Crossposted from my personal blog.
Epistemic status: Pretty uncertain. I don't have an expert level understanding of current views in the science of deep learning about why optimization works but just read papers as an amateur. Some of the arguments I present here might be already either known or disproven. If so please let me know!
There are essentially two fundamental questions in the science of deep learning: 1.) Why are models trainable? And 2.) Why do models generalize? The answer to both of these questions relates to the nature and basic geometry of the loss landscape which is ultimately determined by the computational architecture of the model. Here I present my personal and fairly idiosyncratic and speculative answers to these questions and present what I think are fairly novel answers for both of these questions. Let's get started.
First let's think about the first question: Why are deep learning models trainable at all? A-priori, they shouldn't be. Deep neural networks are fundamentally solving incredibly high dimensional problems with extremely non-convex loss-landscape. The entirety of optimization theory should tell you that, in general, this isn't possible. You should get stuck in exponentially many local minima before getting close to any decent optimum, and also you should probably just explode because you are using SGD, the stupidest possible optimizer.
So why does it, in fact, work? The fundamental reason is that we are very deliberately not in the general case. Much of the implicit work of deep learning is fiddling with architectures, hyperparameters, initializations, and so forth to ensure that, in the specific case, the loss landscape is benign. To even get SGD working in the first place, there are two fundamental problems which neural networks solve:
First, vanilla SGD assumes unit variance. This can be shown straightforwardly from a simple Bayesian interpretation of SGD and is also why second order optimizers like natural gradients are useful. In effect, SGD fails whenever the variance and curvature of the loss landscape is either too high (SGD will explode) or too small (SGD will grind to a halt and take forever to traverse the landscape). This problem has many names such as 'vanishing/exploding gradients', 'poor conditioning', 'poor initialization', and so on. Many of the tricks to get neural networks to work address this initializing SGD in, and forcing it to stay in the regime of unit variance. Examples of this include:
a.) Careful scaling of initializations by width to ensure that the post-activation distribution is as close to a unit variance Gaussian as possible.
b.) Careful scaling of initialization by depth to ensure that the network stays close to an identity function at initialization and variance is preserved (around 1). This is necessary to prevent either exploding activations with depth or vanishing activations (rank collapse).

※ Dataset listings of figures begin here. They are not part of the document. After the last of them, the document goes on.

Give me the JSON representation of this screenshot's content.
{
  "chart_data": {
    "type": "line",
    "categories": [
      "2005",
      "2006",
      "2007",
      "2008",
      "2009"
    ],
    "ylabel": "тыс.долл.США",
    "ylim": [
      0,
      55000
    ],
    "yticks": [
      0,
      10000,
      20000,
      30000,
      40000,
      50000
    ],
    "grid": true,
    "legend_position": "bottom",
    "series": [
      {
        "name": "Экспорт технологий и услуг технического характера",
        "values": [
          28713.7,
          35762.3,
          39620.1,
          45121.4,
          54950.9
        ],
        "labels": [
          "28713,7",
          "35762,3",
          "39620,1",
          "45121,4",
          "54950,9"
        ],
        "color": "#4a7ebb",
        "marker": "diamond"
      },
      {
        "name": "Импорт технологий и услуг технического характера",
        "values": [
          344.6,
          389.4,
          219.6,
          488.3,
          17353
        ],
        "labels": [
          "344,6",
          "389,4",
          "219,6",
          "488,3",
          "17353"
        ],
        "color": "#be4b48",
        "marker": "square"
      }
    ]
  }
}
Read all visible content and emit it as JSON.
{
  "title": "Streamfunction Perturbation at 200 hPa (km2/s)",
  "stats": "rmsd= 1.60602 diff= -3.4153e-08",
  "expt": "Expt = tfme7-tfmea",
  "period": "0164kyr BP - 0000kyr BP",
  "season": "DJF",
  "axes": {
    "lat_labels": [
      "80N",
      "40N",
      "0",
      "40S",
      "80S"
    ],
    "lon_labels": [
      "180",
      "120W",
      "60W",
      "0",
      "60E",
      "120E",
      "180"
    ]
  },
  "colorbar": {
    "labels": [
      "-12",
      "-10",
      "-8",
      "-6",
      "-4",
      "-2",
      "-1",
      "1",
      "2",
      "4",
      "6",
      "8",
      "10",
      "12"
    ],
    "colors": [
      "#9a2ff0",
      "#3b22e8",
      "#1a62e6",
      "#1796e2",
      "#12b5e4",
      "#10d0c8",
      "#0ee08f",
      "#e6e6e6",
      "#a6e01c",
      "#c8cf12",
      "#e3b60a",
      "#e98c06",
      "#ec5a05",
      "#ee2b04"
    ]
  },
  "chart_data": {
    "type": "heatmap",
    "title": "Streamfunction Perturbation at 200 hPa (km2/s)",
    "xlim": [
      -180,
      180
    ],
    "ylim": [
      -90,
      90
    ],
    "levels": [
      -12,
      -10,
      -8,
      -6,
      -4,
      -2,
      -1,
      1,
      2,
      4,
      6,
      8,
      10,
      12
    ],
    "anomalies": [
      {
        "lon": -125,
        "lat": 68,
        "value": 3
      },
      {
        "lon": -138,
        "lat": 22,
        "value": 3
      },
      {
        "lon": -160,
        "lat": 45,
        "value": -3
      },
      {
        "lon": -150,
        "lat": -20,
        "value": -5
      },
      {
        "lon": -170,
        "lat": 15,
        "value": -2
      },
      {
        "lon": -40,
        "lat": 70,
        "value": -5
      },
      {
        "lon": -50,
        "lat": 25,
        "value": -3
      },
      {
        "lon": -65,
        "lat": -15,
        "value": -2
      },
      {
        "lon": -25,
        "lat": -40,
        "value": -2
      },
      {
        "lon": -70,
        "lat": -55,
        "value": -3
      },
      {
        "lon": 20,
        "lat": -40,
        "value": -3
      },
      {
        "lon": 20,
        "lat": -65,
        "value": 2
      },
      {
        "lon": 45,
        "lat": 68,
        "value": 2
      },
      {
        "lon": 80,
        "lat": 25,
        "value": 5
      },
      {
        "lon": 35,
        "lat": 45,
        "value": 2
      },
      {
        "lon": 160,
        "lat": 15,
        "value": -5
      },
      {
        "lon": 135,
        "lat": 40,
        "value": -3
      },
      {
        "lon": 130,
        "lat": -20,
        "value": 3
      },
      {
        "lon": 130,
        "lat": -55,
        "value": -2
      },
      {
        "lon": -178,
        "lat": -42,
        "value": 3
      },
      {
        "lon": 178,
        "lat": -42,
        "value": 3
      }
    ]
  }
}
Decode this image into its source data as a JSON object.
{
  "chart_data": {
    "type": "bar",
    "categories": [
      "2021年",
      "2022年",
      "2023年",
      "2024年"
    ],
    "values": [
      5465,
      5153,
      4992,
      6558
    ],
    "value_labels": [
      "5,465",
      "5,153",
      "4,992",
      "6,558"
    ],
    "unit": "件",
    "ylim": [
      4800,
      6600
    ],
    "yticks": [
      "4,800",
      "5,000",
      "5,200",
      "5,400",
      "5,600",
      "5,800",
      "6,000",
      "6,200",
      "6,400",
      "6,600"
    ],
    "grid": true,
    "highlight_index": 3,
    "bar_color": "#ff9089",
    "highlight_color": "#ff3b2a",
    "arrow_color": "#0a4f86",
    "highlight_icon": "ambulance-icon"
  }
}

c.) Explicit normalization at every layer (layer norm, batch norm) to force activations to a 0-mean unit variance gaussian, which then shapes the gradient distribution.
d.) Gradient clipping to ensure that large updates do not happen which temporarily cuts off the effects of bad conditioning.
e.) Weight decay which keeps weights close to a 0-mean unit variance Gaussian and hence SGD in the expected range.
f.) Careful architecture design. We design neural networks to be as linear as possible while still having enough nonlinearities to represent useful functions. Innovations like residual connections allow for greater depth without exploding or vanishing as easily.
g.) The Adam optimizer performs a highly approximate (but cheap) rescaling of the parameters with their empirical variance, thus approximatin...